Motivation#

Parameter estimation is a common task in many engineering and physics-focused disciplines. Typically, a parameterized model is proposed to explain a certain phenomenon, and its parameters are calibrated using some experimental data sets. Oftentimes, these models are then used in a design-context, where they predict the phenomenon’s behavior for a situation that is not covered by experiments. However, the designer might not have been involved in obtaining the parameter estimates she is using to evaluate her design case. Maybe these estimates lead to peculiar results in the considered design case, and should therefore be checked on their validity. Maybe there has been made a mistake. This is typically the point where it gets tricky. How can the parameter estimates in question be reproduced? What was the underlying model, which assumptions have been made, was there data that was excluded from the fit? What about the uncertainty of the estimates? Questions like these are often difficult to answer, even if the person or the people who conducted the calibration is/are still available.
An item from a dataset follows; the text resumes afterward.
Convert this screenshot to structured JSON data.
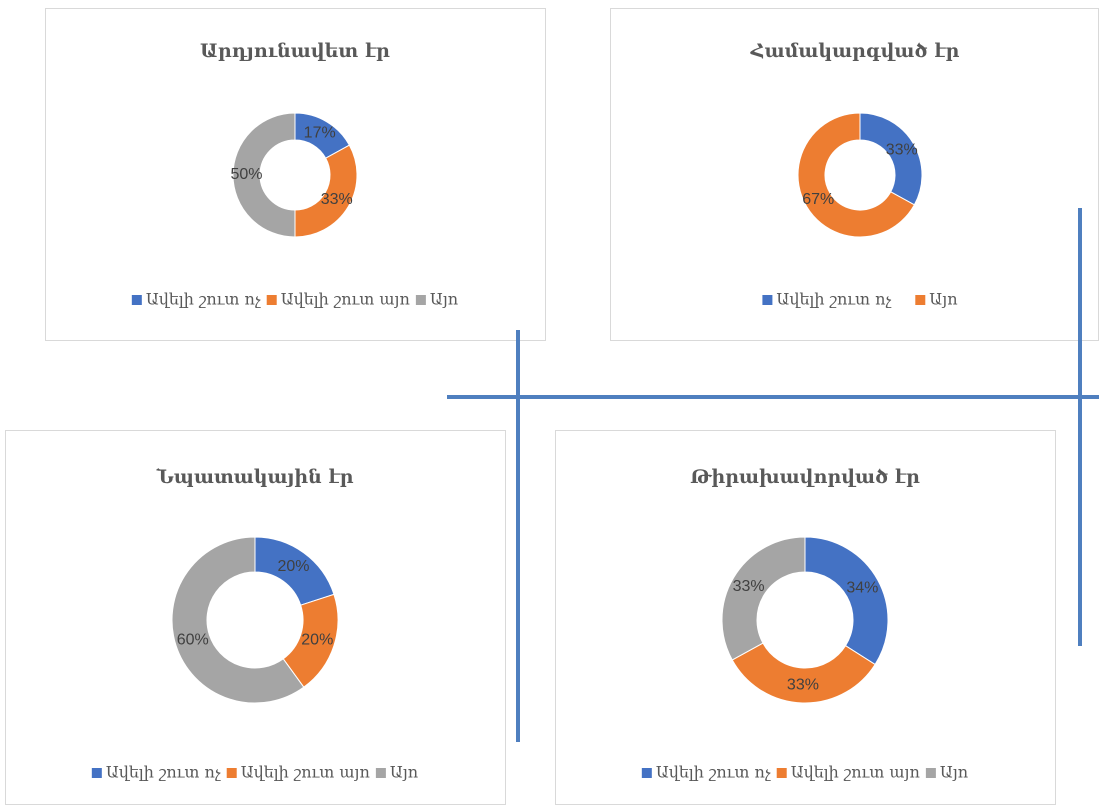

Probeye was intended to address these reproducibility problems by providing an interface for defining parameter estimation problems in a way that can be translated into an ontology-based problem definition. This kind of tool-independent definition, that includes the model structure (forward models, parameters, priors, etc.) as well as the used experimental data is based on rdf-triples and can be saved as the fingerprint of the problem.

Next to the problem definition, also the inference data, i.e., the data generated by a solver while solving the problem should be saved in an ontology-based manner. Think for example about the parameter samples generate during an MCMC run. In order to do so, probeye comes with an integrated interface to different inference engines such as emcee or dynesty.